Macau Legend to Raise $174 Million in Share PlacementJoshua Fellman
Macau Legend Development Ltd., the casino firm that cut its initial public offering size in June, said it intends to raise about HK$1.35 billion ($174 million) selling new shares, less than previously planned.
The company will sell as many as 188 million shares at HK$7.25 each, a discount of 7.8 percent to yesterday’s official closing price of HK$7.86, according to a Hong Kong stock exchange filing yesterday.

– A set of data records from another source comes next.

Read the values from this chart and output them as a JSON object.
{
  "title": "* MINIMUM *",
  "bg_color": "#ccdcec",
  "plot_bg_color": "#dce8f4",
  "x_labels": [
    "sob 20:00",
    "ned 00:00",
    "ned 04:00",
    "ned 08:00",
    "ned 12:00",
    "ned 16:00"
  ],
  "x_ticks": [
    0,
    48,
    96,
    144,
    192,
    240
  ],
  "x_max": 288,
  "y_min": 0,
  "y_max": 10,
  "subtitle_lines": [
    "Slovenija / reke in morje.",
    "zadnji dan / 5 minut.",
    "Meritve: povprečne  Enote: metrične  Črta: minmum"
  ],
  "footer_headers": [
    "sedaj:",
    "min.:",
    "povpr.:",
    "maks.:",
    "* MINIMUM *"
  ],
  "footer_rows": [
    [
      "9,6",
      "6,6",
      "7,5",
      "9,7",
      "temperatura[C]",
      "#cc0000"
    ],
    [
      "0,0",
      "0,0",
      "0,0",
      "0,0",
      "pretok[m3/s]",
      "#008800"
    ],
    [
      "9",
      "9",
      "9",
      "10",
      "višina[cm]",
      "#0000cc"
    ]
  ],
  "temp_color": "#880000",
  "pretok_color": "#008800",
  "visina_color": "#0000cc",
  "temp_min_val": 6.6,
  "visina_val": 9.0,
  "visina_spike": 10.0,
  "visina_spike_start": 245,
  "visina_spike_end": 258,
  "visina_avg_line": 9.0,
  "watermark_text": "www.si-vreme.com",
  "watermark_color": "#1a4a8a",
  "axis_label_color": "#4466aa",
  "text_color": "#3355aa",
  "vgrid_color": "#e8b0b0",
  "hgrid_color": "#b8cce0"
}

Macau Legend is raising about 58 percent of the $300 million that Co-Chairman Carl Tong said in September the company planned to generate to revamp its Fisherman’s Wharf casino complex in Macau, the world’s largest gambling hub.
Macau Legend, which operates casinos under the license of billionaire Stanley Ho’s SJM Holdings Ltd., raised HK$2.19 billion in its initial public offering. It had initially intended to raise HK$4.4 billion and use most of the funds for the redevelopment of the Fisherman’s Wharf complex.
The company, which is owned and run by Chairman and Chief Executive Officer David Chow, a former Macau lawmaker, doesn’t have a casino license of its own. Its key assets include the Landmark Macau hotel, the Pharaoh’s Palace casino and the Fisherman’s Wharf complex.
Fisherman’s Wharf will focus more on mass-market gamblers instead of high-stakes bettors, Tong said in September. The company will have a total of 500 gaming tables at Fisherman’s Wharf by 2016 after its revamp.
In the placement, referred to as a top-up sale, Chow’s All Landmark Properties Ltd. is selling existing stock at HK$7.25 a share and will subscribe for an equal number of new shares at the same price. Macau Legend said it will use the proceeds for the redevelopment and for working capital.
Citic Securities Co. unit CLSA Ltd. and Credit Suisse Group AG are placing agents for the share sale, Macau Legend said.
Macau casino revenue growth accelerated last year. Gaming revenue from the six operators of China’s only legal casinos rose 19 percent to 360.7 billion patacas ($45.2 billion), Macau’s Gaming Inspection and Coordination Bureau said this month. That compares with the average estimate of 18 percent growth from five analysts compiled by Bloomberg News.